Given a circle whose centre is "o" with 2 secants; "abc" and "aef" (both of them start in point a, which is out of the circle).
The radius is called $r$. Also, the value if $AB \cdot AC$ is known, ab*ac= M.
find the length of the line that connects the centre and point "a" (line "ao") by using only "M" and "r".
If it helps, the answer is $\sqrt{m+r^2}$. I need the solution method.
p.s. I hope I was clear enough, I don't have a rich English vocabulary regarding to math.
On
Ok. after I published it, it seemed a lot simpler.
I just draw a tnagent from "A" and connected a radius to it.
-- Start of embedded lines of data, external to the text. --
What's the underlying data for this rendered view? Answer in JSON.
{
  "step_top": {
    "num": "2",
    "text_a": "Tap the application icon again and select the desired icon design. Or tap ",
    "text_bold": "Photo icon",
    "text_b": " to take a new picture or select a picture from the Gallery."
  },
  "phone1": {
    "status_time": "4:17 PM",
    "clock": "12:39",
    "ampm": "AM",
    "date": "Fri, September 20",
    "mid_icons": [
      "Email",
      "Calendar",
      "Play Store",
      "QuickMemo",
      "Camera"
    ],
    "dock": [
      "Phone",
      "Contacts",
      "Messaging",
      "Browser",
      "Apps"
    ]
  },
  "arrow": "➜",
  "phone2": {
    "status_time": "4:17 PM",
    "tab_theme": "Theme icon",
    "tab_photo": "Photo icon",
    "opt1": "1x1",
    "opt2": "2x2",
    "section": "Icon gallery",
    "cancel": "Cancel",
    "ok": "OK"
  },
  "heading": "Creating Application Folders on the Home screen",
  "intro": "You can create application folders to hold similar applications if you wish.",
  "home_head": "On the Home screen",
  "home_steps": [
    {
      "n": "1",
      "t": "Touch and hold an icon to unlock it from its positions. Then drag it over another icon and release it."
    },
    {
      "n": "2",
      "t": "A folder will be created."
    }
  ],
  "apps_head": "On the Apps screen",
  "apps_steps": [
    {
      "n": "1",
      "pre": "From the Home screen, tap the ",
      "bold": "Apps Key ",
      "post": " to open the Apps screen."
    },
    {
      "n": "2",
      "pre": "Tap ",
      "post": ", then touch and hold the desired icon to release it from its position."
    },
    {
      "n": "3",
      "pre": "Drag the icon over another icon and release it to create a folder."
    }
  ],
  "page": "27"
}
Then, the angle between them is 90 deg' and we can represent AO as squrt of (R^2 + the tangent).
Now represent the tangent by using the statement that a tangent in the power of two is equal to the outside of a secant times all the secant. Which we already know as "M".
Now replace and that's it!
Let $AP$ be a tangent of the circle, where $P$ is a touching point.
Thus, $$AP\perp OP$$ and $$AP^2=AB\cdot AC=m,$$ which gives $$AP=\sqrt{m}$$ and $$AO=\sqrt{OP^2+AP^2}=\sqrt{r^2+m}.$$